Best Ways To Use Finished Broth

Keep a jar of chilled broth in the fridge for quick cooking. Use it to cook rice, quinoa, or other grains, stir it into pan sauces, or deglaze a skillet after searing meat or vegetables. A warm mug with a pinch of sea salt, a squeeze of lemon, and a twist of black pepper makes a simple comforting snack. Leftover broth freezes well in small portions.

Slow Cooker Bone Broth Troubleshooting Guide

Small tweaks often fix batches that seem cloudy, bland, or too fatty. Use this table as a quick reference.
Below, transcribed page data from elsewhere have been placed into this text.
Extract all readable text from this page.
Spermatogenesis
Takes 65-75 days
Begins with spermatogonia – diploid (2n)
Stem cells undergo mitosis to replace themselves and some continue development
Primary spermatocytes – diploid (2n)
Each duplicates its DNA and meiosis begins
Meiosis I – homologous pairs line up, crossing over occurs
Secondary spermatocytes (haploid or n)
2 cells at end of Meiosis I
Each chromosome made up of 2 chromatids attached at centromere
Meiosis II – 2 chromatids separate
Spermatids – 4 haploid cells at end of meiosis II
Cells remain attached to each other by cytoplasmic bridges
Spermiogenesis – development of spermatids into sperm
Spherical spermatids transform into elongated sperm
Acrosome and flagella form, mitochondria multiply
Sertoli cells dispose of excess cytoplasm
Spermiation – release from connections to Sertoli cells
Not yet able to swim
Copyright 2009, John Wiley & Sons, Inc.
Issue Likely Cause Simple Fix
Broth tastes weak Too much water or short cook Simmer longer with lid ajar to reduce
Broth tastes too salty Salt added early or salty bones Top up with unsalted water or mix with unsalted batch
No gel in the fridge Few joints or feet, or short cook Add more collagen rich bones next time and cook longer
Thick layer of fat on top Fatty bones or skins Chill, lift off fat, and save it for cooking
Cloudy broth Hard boil or heavy stirring Keep heat on low and avoid rapid boiling
Bitter taste Over roasted bones or burned vegetables Use moderate roasting and trim blackened parts

Practical Takeaways For Home Cooks

A slow cooker keeps bone broth almost effortless. You load the crock at night, wake to a kitchen that smells like soup, and strain a pot of golden liquid that sets into gentle gel in the fridge.

Use a mix of bones rich in connective tissue, give them plenty of time on low heat, and treat safety steps as part of the recipe. Stay out of the danger zone for long stretches, cool the finished broth fast, and store it in clearly dated containers so you rotate through your supply.